For I, too, am of the West, and the vigorous peoples of the West have destroyed forever the peace and quiet that once were ours. I can no longer live, a being apart from those whose world now trembles to the roar of bomb and cannon shot. For no man and no nation is an island, but a part of the main, and there is no longer any East and West – only individuals and nations making those momentous choices that are the hinges upon which history revolves.
At the vanguard of progress in this part of the world I stand – a forlorn figure in the eyes of some, but not one defeated and lost. For through the thick, interlacing branches of habit and custom above me I have seen the light of the sun, and I know that it is good. I have seen the light of justice and equality and freedom, my heart has been lifted by the vision of democracy, and I shall not rest until my land and my people shall have been blessed by these, beyond the power of any man or nation to subvert or destroy.

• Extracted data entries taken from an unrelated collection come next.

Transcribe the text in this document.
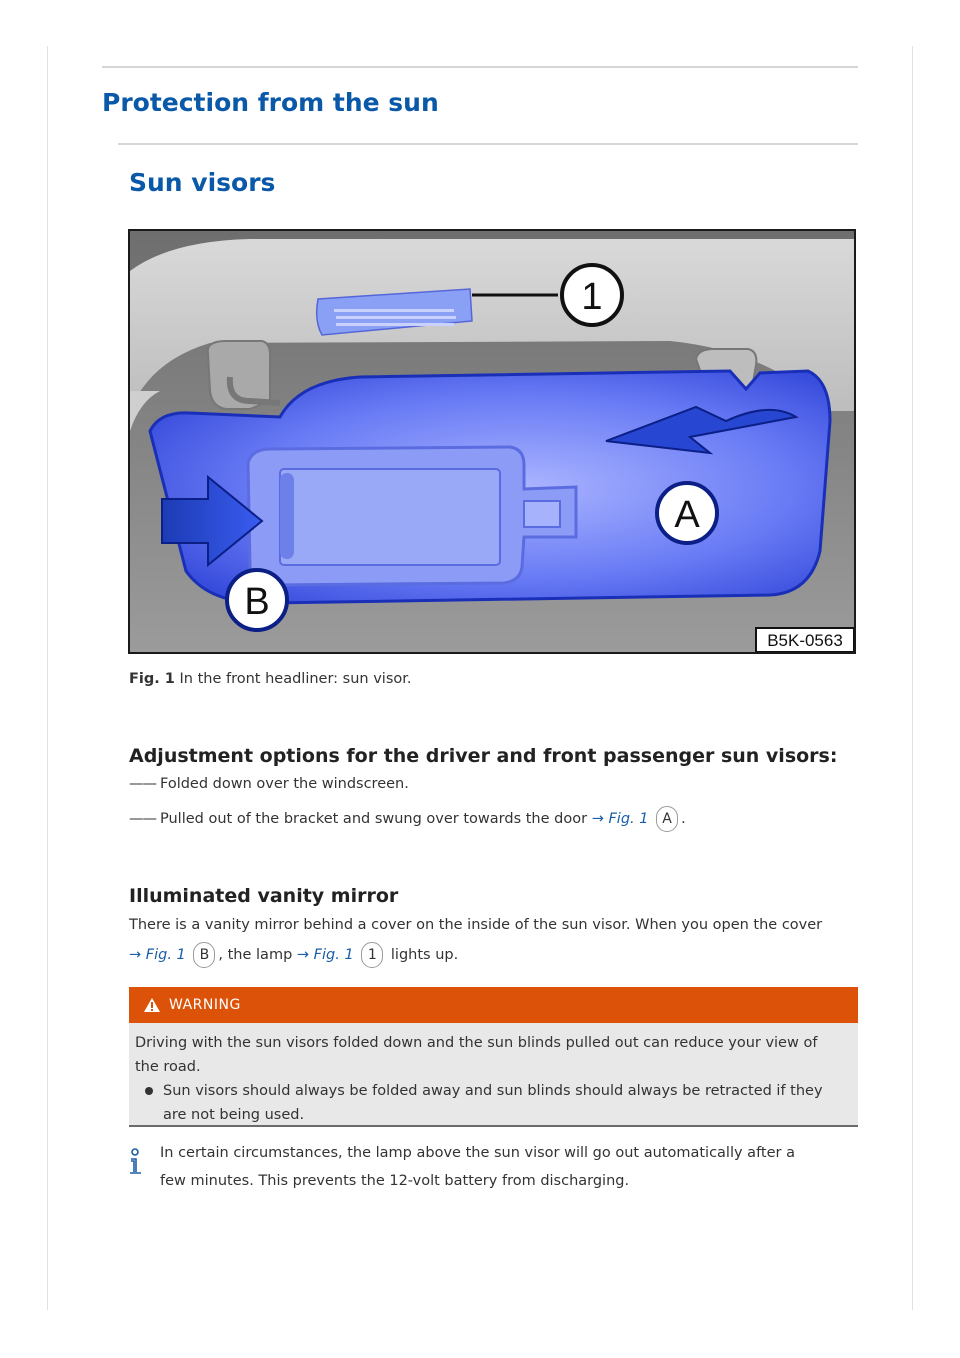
Protection from the sun
Sun visors
1
A
B
B5K-0563
Fig. 1 In the front headliner: sun visor.
Adjustment options for the driver and front passenger sun visors:
—— Folded down over the windscreen.
—— Pulled out of the bracket and swung over towards the door → Fig. 1 A .
Illuminated vanity mirror
There is a vanity mirror behind a cover on the inside of the sun visor. When you open the cover
→ Fig. 1 B , the lamp → Fig. 1 1 lights up.
WARNING
Driving with the sun visors folded down and the sun blinds pulled out can reduce your view of
the road.
Sun visors should always be folded away and sun blinds should always be retracted if they
are not being used.
In certain circumstances, the lamp above the sun visor will go out automatically after a
few minutes. This prevents the 12-volt battery from discharging.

I am a Filipino, and this is my inheritance. What pledge shall I give that I may prove worthy of my inheritance? I shall give the pledge that has come ringing down the corridors of the centuries, and its hall be compounded of the joyous cries of my Malayan forebears when they first saw the contours of this land loom before their eyes, of the battle cries that have resounded in every field of combat from Mactan to Tirad Pass, of the voices of my people when they sing:
Land of the morning.
Child of the sun returning . . .
Ne’er shall invaders
Trample thy sacred shore.
Out of the lush green of these seven thousand isles, out of the heart-strings of sixteen million people all vibrating to one song, I shall weave the mighty fabric of my pledge. Out of the songs of the farmers at sunrise when they go to labor in the fields; out the sweat of the hard-bitten pioneers in Mal-ig and Koronadal; out of the silent endurance of stevedores at the piers and the ominous grumbling of peasants in Pampanga; out of the first cries of babies newly born and the lullabies that mothers sing; out of crashing of gears and the whine of turbines in the factories; out of the crunch of ploughs upturning the earth; out of the limitless patience of teachers in the classrooms and doctors in the clinics; out of the tramp of soldiers marching, I shall make the pattern of my pledge:
I am a Filipino born of freedom, and I shall not rest until freedom shall have been added unto my inheritance – for myself and my children’s – forever.